Once into the wilds of Arctic Alaska, the topography shifted from boreal forest to a desolate tundra and maze of islands. After a rare period of heavy rain and wind, the afternoon sun returned and, exhausted, we took our first meaningful daytime break of the race. After sliding onto a sand bar and crashing down to rest, we shared a ration pack while conversing about life back home and our plans for the future. For 20 minutes, we compartmentalised the race and simply appreciated our surroundings and this island paradise, in the Arctic Circle, above the 66th parallel.
Our nightly camp and four-hour downtime period was punctuated by involuntary muscle spasms, bear panic, and clock-watching. We’d fall out of the tent at 4.15 am, heave on our mud-filled shoes and defrag the site while mosquitoes the size of houseflies swarmed. In those early hours neither of us would offer much in the way of conversation, either too focused on pain management or lost in reverie and a longing for our families.

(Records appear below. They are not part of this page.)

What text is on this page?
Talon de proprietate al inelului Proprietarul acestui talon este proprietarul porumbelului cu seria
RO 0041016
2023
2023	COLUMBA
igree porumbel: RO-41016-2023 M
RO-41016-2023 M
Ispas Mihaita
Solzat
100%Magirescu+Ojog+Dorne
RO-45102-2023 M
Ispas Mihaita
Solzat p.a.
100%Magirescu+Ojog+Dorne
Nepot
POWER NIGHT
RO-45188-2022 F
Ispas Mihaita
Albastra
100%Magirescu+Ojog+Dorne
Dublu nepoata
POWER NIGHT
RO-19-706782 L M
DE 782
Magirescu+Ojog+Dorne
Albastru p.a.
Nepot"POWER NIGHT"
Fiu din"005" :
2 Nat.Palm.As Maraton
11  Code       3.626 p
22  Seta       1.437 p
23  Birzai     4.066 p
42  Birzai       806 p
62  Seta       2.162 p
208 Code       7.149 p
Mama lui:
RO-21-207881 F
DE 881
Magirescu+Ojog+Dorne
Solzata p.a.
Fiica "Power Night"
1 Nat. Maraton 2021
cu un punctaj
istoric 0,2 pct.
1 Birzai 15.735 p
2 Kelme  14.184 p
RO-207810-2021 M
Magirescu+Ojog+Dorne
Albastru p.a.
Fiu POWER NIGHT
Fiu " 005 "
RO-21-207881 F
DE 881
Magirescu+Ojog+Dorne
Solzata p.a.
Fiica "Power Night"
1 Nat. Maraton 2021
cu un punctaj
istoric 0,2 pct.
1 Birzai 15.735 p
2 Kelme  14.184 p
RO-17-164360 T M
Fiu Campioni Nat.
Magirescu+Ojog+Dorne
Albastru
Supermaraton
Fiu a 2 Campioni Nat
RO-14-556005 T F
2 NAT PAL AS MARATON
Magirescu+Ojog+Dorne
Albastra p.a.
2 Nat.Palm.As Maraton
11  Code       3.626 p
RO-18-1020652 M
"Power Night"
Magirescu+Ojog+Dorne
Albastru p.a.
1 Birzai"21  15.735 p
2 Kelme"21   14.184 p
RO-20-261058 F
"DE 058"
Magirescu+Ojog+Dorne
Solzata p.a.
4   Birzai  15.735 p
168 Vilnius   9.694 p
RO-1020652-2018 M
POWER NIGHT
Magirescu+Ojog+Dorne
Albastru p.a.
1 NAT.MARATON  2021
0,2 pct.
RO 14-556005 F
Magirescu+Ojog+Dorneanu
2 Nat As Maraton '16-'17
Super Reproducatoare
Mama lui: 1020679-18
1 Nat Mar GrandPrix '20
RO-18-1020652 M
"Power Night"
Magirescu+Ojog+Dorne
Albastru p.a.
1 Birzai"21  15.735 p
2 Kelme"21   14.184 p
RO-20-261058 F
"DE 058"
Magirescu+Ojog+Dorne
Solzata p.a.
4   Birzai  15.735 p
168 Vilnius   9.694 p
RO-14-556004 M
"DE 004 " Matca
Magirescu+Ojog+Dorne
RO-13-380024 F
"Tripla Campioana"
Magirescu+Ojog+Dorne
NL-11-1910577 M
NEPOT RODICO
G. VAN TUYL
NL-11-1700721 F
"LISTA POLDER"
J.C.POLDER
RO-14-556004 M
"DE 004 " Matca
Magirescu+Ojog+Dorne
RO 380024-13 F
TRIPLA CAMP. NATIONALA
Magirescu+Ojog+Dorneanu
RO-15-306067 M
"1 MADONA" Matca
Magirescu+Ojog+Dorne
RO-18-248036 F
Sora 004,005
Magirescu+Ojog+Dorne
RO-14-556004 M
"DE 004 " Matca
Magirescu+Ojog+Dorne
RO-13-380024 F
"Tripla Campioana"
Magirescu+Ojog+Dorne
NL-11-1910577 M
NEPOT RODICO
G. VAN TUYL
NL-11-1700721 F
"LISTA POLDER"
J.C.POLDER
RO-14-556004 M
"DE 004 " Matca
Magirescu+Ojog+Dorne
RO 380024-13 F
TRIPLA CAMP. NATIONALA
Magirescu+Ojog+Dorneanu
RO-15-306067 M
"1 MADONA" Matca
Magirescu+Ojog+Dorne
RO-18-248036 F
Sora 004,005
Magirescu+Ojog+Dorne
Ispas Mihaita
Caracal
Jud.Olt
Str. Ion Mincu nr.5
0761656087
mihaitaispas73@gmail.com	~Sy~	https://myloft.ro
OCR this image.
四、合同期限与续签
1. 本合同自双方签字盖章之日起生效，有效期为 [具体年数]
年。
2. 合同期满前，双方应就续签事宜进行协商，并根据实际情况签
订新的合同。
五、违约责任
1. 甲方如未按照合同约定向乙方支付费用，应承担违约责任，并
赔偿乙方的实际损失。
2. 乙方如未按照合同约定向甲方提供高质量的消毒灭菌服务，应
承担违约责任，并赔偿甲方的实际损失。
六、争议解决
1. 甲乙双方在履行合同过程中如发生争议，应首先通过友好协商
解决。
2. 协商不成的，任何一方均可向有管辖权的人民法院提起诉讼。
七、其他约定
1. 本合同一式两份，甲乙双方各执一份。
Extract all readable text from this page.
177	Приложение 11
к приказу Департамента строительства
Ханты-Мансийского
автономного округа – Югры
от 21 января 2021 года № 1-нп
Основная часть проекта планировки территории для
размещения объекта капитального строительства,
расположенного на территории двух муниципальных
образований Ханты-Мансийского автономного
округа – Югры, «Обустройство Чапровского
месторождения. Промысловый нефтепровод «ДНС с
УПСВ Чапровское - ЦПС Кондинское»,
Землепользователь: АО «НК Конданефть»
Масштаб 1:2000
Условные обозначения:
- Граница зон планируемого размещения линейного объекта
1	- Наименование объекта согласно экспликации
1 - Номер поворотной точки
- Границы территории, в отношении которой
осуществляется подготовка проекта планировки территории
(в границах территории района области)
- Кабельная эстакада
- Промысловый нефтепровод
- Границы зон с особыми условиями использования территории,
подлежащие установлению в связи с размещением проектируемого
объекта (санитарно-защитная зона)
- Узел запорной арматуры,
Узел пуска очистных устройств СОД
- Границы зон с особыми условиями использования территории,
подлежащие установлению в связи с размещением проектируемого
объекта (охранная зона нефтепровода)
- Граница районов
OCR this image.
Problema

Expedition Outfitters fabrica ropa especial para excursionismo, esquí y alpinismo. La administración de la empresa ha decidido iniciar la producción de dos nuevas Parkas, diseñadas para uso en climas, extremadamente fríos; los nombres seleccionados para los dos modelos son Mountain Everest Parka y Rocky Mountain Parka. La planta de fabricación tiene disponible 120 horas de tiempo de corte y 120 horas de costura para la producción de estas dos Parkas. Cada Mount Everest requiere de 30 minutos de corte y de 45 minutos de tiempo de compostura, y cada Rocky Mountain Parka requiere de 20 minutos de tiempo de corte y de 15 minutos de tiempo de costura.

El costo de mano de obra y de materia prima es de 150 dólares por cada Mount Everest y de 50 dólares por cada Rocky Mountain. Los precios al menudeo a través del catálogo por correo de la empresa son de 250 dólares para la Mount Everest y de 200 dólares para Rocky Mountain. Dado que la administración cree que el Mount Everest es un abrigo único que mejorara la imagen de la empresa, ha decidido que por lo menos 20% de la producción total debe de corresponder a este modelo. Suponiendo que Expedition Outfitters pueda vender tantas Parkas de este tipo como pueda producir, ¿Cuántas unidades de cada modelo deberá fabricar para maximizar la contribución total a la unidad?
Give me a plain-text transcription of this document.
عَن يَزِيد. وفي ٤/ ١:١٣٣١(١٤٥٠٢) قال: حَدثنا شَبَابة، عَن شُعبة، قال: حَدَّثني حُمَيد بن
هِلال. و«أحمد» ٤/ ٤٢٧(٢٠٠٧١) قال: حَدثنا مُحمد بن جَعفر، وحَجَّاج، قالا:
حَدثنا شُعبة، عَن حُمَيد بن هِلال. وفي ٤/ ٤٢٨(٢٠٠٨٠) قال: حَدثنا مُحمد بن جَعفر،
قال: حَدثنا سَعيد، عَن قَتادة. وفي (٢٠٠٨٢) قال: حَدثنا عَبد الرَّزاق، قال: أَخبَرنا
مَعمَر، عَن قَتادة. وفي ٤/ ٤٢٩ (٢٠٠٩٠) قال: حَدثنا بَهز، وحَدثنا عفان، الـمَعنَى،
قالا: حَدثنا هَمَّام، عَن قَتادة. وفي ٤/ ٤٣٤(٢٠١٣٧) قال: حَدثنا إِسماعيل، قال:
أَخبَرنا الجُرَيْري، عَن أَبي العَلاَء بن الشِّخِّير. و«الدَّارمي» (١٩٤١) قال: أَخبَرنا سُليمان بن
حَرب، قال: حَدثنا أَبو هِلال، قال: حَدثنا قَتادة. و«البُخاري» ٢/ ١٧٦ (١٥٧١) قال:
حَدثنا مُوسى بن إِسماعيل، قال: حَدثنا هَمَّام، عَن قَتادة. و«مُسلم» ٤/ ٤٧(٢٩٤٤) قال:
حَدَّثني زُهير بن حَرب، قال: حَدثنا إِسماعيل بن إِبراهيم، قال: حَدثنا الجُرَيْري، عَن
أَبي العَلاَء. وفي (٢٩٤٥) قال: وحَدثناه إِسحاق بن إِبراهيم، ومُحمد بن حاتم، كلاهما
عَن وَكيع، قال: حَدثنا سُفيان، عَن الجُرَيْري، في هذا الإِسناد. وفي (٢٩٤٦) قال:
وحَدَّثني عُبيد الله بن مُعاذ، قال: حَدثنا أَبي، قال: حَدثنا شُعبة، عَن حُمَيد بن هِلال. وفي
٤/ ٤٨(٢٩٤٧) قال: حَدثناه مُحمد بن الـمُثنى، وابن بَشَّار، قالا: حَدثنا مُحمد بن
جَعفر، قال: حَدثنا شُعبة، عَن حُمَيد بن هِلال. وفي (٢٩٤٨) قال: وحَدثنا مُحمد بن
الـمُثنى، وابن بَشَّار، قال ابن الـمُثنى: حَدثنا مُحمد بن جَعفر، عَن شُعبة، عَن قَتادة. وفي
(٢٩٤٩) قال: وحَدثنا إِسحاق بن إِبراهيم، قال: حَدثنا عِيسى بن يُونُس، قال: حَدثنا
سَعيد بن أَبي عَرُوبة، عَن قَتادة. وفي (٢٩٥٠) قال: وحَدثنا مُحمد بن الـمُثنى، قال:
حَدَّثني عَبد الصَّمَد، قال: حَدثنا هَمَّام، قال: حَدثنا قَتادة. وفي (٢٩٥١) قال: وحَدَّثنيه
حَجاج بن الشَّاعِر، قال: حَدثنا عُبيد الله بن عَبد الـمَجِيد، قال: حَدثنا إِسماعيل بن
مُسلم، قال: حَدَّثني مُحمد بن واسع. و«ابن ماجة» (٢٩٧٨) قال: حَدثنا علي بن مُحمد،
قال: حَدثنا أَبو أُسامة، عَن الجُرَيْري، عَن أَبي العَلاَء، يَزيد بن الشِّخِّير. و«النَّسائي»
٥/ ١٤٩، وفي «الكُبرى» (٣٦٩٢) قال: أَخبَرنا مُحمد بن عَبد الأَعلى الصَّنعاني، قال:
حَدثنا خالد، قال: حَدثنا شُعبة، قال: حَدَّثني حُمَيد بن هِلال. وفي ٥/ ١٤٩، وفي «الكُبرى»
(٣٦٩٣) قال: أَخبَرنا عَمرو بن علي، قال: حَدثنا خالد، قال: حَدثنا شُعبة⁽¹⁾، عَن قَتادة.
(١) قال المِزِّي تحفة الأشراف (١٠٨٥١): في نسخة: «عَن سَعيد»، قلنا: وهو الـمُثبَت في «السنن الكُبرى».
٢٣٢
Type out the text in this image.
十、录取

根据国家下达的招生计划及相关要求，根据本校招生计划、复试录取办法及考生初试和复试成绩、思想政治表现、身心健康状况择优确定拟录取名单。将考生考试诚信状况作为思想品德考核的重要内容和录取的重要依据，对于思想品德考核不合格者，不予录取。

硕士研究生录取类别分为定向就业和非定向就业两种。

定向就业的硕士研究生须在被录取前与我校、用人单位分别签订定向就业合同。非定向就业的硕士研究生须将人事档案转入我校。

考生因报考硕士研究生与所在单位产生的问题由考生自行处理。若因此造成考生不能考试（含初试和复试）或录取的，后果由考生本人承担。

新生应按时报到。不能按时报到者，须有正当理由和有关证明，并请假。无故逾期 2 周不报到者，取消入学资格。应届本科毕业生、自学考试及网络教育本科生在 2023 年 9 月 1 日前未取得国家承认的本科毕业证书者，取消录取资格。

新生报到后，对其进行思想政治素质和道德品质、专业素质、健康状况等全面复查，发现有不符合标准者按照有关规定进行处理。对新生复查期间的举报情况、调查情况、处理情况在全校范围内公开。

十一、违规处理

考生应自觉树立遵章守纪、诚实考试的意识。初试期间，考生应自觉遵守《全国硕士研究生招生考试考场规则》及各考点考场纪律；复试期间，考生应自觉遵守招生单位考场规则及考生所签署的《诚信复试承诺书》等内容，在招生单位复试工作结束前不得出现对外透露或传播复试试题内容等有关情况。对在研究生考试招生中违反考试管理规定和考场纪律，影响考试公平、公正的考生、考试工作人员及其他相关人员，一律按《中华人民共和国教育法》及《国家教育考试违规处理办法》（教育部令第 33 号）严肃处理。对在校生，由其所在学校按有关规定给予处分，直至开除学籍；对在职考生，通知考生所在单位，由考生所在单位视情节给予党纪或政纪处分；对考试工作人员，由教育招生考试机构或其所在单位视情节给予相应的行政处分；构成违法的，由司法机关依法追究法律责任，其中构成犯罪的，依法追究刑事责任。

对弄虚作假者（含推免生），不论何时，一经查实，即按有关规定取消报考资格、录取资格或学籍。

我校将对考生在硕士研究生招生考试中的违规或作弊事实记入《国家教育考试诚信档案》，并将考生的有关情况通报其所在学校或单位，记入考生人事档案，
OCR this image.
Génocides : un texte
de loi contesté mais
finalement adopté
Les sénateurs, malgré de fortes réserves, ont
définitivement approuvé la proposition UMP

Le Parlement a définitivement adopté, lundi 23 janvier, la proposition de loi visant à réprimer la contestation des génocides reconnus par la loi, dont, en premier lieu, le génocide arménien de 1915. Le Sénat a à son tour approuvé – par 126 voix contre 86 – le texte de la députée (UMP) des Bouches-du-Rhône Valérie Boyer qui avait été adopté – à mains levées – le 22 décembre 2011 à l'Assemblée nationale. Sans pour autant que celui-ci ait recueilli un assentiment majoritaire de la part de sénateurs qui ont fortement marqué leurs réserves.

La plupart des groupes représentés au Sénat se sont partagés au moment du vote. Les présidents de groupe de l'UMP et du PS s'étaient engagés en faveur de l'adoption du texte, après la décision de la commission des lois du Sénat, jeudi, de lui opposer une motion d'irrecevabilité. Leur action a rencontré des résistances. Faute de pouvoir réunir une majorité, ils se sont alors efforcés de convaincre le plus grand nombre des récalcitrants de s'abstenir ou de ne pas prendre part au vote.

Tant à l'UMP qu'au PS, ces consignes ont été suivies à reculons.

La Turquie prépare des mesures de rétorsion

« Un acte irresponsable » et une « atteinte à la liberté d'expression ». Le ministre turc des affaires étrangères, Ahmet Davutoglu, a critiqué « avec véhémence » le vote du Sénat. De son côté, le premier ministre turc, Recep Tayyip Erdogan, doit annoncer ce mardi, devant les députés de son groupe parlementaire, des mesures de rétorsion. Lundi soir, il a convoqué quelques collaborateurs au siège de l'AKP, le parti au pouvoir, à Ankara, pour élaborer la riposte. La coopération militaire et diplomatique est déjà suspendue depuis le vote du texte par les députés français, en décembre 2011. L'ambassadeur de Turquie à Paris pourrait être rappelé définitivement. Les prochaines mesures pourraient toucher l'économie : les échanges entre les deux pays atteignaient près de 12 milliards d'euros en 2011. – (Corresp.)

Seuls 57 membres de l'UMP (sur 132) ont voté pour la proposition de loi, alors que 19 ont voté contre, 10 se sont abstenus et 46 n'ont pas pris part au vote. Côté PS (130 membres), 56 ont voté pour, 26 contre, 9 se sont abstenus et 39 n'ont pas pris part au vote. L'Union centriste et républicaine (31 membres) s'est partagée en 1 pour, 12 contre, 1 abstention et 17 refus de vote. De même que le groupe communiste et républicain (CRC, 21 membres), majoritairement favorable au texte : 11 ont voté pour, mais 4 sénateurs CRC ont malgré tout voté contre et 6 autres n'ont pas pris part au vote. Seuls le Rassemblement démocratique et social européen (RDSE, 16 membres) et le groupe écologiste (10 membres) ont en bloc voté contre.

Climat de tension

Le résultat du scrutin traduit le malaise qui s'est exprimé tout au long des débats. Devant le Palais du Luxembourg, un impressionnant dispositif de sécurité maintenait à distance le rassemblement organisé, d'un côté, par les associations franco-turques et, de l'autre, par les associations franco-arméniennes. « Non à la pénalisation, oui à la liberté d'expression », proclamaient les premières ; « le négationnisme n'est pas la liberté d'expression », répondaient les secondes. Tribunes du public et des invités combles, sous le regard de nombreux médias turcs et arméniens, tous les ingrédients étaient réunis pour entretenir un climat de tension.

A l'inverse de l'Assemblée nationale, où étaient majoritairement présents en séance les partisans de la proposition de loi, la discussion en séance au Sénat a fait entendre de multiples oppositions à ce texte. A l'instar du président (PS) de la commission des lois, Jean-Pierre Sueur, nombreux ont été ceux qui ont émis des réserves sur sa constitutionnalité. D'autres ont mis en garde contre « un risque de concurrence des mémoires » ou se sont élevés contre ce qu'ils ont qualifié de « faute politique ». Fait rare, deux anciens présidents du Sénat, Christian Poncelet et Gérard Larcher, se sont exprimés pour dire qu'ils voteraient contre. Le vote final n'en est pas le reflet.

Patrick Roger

With no more than 24 hours of rest over the week, our sleep deficit increased in severity during those final days. Pangs of paranoia would grip us. We experienced hallucinations of forms on the bank that simply were not there. We attempted to hack the deprivation and pain by concocting a witch’s brew that contained muddy chlorinated water, coffee, electrolytes, and soluble codeine.
The Dalton Highway Bridge – and race finish line – appeared like an apparition in the twilight, its form sharpening as we inched closer. ‘Four miles?’ Matt said with a wince. ‘Will anyone be there or are we hauling the canoe up ourselves?’ I asked.
To our relief the race organisers, John and Harry, were waving at us from a bank behind the bridge. We launched into the mud, staggered up the bank, and engaged in a much-needed four-man group hug. ‘You’re eighth,’ Jon said with a grin, pressing weighty finisher’s medals into our palms as we blinked at each other, neither of us truly comprehending our achievement.
Back home in civilisation, Matt and I continue to dream of the Yukon and its isolated communities living in that majestic riverscape, its inhabitants still perplexed by the sight of two Englishmen in their Y-fronts drifting past in the Arctic sunshine.
Oliver lives with his family in East London. He is planning to trek 1,400km up the Namib Desert in January 2020 with his regular NSPCC challenge partner and buddy Mathew Bennett.